Malheureusement aujourd’hui, la culture dominante ne promeut pas cette approche : au niveau social, la peur et l’hostilité à l’égard du handicap conduisent souvent au choix de l’avortement, en le configurant comme pratique de “prévention”. Mais l’enseignement de l’Eglise sur ce point est clair : la vie humaine est sacrées et inviolable et l’utilisation du diagnostic prénatal à des finalités de sélection doit être déconseillé avec force, parce qu’il est l’expression d’une mentalité eugénique inhumaine, qui prive les familles de la possibilité d’accueillir, d’embrasser, et d’aimer leurs enfants les plus faibles. Nous entendons parfois : “Vous les catholiques vous n’acceptez pas l’avortement, c’est le problème de votre foi”. Non : c’est un problème pré-religieux. La foi n’a rien à voir. Elle vient ensuite, mais elle n’y est pour rien : c’est un problème humain. C’est un problème pré-religieux. Ne chargeons pas la foi de quelque chose qui n’est pas initialement de son ressort. Deux phrases seulement nous aideront à bien comprendre cela : deux questions. Première question : est-il permis d’éliminer une vie humaine pour résoudre un problème ? Deuxième question : est-il permis de louer les services d’un tueur à gage pour résoudre un problème ? A vous la réponse. Voilà le sujet. N’allez pas sur le terrain religieux pour quelque chose qui concerne l’humain. Ce n’est pas permis. Ne jamais, jamais éliminer une vie humaine ni louer les services d’un tueur à gage pour résoudre un problème.
L’avortement n’est jamais la réponse que les femmes et les familles cherchent. C’est plutôt la peur de la maladie et la solitude qui fait hésiter les parents. Les difficultés d’ordre pratique, humain et spirituel sont indéniables, mais c’est justement pour cela que des actions pastorales plus incisives sont urgentes et nécessaires pour soutenir ceux qui accueillent des enfants malades. Il faut donc créer des espaces, des lieux et des “réseaux d’amour” vers lesquels les couples puissent se tourner, et dédier du temps à l’accompagnement de ces familles. Il me vient à l’esprit une histoire arrivée dans mon autre diocèse. Une jeune de 15 ans atteinte de down, s’est trouvée enceinte, et les parents sont allés demander au juge la permission d’avorter. Le juge, un homme vraiment droit, a étudié le cas et a dit : “je veux interroger l’enfant”. “Mais elle est down, elle ne comprend pas…” “Non non, qu’elle vienne”. L’adolescente est venue, elle s’est assise là, elle a commencé à parler avec le juge et il lui a dit : “Mais tu sais ce qui t’arrive ?” “Oui, je suis malade…” “Ah, et quelle est donc ta maladie ?” “On m’a dit que j’ai en moi un animal qui me mange l’estomac, et que je dois être opérée” “Non… tu n’as pas de ver qui te mange l’estomac. Tu sais ce que tu as ? Un enfant !” Et la jeune down a fait : “Oh, que c’est beau !”: voilà. Avec cela, le juge n’a pas autorisé l’avortement. La mère le voulait. Les années sont passés. Une enfant est née. Elle a étudié, elle a grandi, elle est devenue avocate. Cette enfant, dès qu’elle a compris son histoire, appelait chaque année le juge le jour de son anniversaire pour le remercier du don de sa naissance. Les choses de la vie. Le juge est mort et à présent elle est devenue promoteur de justice. Mais comme c’est beau ! L’avortement n’est jamais la réponse que les femmes et les familles cherchent.

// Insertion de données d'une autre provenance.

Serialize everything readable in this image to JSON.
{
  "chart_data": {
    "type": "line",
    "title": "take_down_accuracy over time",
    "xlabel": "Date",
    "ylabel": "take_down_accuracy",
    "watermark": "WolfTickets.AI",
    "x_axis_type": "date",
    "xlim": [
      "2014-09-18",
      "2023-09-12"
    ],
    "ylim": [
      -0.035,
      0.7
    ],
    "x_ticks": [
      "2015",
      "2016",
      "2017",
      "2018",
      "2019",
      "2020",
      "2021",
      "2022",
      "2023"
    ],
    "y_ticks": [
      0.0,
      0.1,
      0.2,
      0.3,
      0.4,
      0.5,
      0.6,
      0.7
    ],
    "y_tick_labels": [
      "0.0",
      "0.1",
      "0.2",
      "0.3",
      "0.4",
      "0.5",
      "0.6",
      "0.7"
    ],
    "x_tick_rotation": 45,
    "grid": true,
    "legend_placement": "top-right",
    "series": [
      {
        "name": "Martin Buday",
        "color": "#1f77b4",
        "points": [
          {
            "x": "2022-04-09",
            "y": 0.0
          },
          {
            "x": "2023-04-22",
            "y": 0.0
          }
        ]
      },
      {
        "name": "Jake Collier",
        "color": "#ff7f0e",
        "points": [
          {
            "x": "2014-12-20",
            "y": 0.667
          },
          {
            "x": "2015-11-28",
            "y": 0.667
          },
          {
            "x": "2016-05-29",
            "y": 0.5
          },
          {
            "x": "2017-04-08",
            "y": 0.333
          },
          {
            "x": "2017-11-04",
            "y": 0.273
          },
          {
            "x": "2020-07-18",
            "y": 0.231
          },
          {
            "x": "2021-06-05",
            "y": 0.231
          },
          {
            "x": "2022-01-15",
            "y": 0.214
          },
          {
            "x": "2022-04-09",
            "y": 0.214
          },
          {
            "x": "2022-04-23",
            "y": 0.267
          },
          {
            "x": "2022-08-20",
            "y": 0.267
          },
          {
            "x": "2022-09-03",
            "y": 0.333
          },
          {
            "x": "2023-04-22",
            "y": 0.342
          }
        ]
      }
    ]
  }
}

Merci, donc, à vous tous qui travaillez pour cela. Et merci, en particulier, à vous familles, mamans et papas, qui avez accueilli la vie fragile – le mot fragilité doit être souligné – parce que les mères, et les femmes, sont spécialistes en fragilité : accueillir la vie fragile; et à présent vous êtes des soutiens et des aides pour d’autres familles. Votre témoignage d’amour est un don pour le monde. Je vous bénis et je vous porte dans ma prière. Et je vous demande s’il vous plaît de prier pour moi.
Merci !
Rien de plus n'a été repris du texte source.